ユニバーサルな道具たち(1)車椅子でお墓参りをすること

日常的に車椅子を使う人たち

日本は気候的にも文化的にも四季の区別がはっきりしていて、生活の中で、それぞれの季節にあった営みが繰り返されています。それは春の花見、秋の月見に代表される衣食住すべてに関係する社会のイベントです。日本でのユニバーサル全般を考える時、この季節のイベントへの参加を抜きにはできません。そして、お墓参りもその一つです。

誰もが花見に参加でき、誰もが月見を楽しむことができる。そんな社会の実現がユニバーサルの到達点の一翼だとすれば、その流れとして、すべての人が墓前で合掌できる環境は、ぜひとも実現されなければならないものでしょう。さらに、お墓参りが多くお年寄りの心の平安に関係することを考えれば、ユニバーサルは一段と重要です。

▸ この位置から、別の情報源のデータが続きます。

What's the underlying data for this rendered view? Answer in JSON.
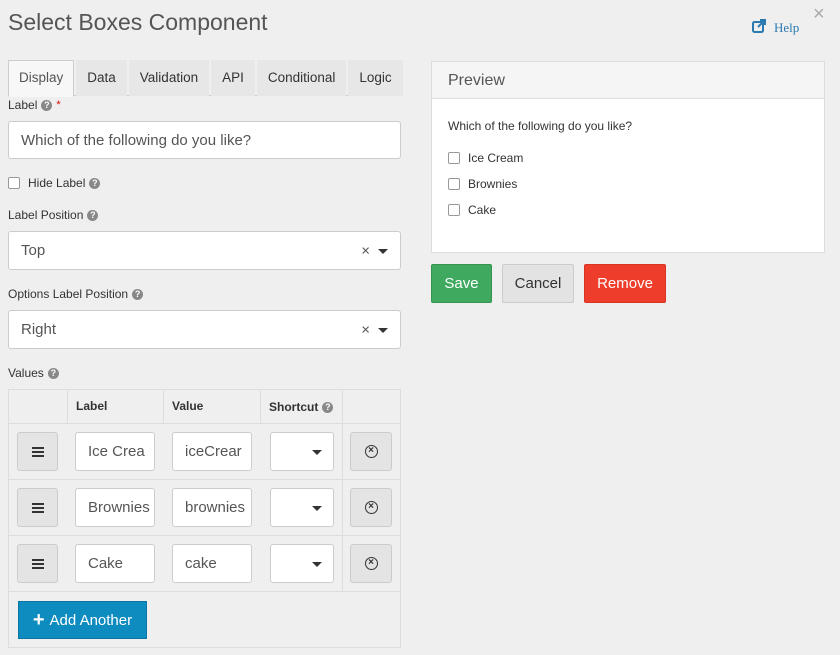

最近では色々なお墓が登場してきて、お墓参りのスタイルも変化しつつあります。都会のビルの中にできたお墓、人間だけではなくペットまで供養してくれるお墓、中にはインターネットのホームページの中に安置されたお墓まで生まれてきました。ただ、どのようなお墓であったとしても、中心となるのは人が心から祈るという敬虔な行為でしょう。

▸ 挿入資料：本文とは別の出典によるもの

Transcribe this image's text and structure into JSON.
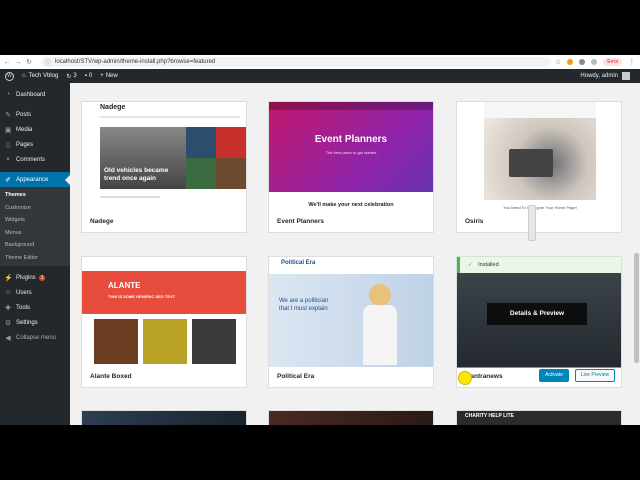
{
  "browser": {
    "url": "localhost/STV/wp-admin/theme-install.php?browse=featured",
    "error_label": "Error"
  },
  "admin_bar": {
    "site_name": "Tech Vblog",
    "updates_count": "3",
    "comments_count": "0",
    "new_label": "New",
    "howdy": "Howdy, admin"
  },
  "sidebar": {
    "items": [
      {
        "label": "Dashboard"
      },
      {
        "label": "Posts"
      },
      {
        "label": "Media"
      },
      {
        "label": "Pages"
      },
      {
        "label": "Comments"
      },
      {
        "label": "Appearance"
      }
    ],
    "appearance_sub": [
      {
        "label": "Themes"
      },
      {
        "label": "Customize"
      },
      {
        "label": "Widgets"
      },
      {
        "label": "Menus"
      },
      {
        "label": "Background"
      },
      {
        "label": "Theme Editor"
      }
    ],
    "bottom_items": [
      {
        "label": "Plugins",
        "badge": "1"
      },
      {
        "label": "Users"
      },
      {
        "label": "Tools"
      },
      {
        "label": "Settings"
      },
      {
        "label": "Collapse menu"
      }
    ]
  },
  "themes": [
    {
      "name": "Nadege",
      "shot_title": "Nadege",
      "shot_text": "Old vehicles became trend once again"
    },
    {
      "name": "Event Planners",
      "shot_title": "Event Planners",
      "shot_sub": "The best place to get started",
      "shot_text": "We'll make your next celebration"
    },
    {
      "name": "Osiris",
      "shot_text": "You Need To Configure Your Home Page!"
    },
    {
      "name": "Alante Boxed",
      "shot_title": "ALANTE",
      "shot_sub": "THIS IS SOME GENERIC SEO TEXT"
    },
    {
      "name": "Political Era",
      "shot_title": "Political Era",
      "shot_text": "We are a politician that I must explain"
    },
    {
      "name": "Mantranews",
      "installed": "Installed",
      "details": "Details & Preview",
      "activate": "Activate",
      "live_preview": "Live Preview"
    }
  ],
  "bottom_row_text": "CHARITY HELP LITE",
  "colors": {
    "wp_blue": "#0073aa",
    "admin_dark": "#23282d",
    "installed_green": "#46b450"
  }
}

足腰の弱くなったお年寄りが車椅子に乗ったままお墓参りをする。残念ながら、そんな風景はまだ一般的なものになっていません。お墓というイメージには、まだまだ段差が多いという印象がつきまといます。しかし、それだからこそ様々なユニバーサルな道具を駆使することで、人間の祈りたいという気持ちに応える価値が生まれてくるのではないでしょうか。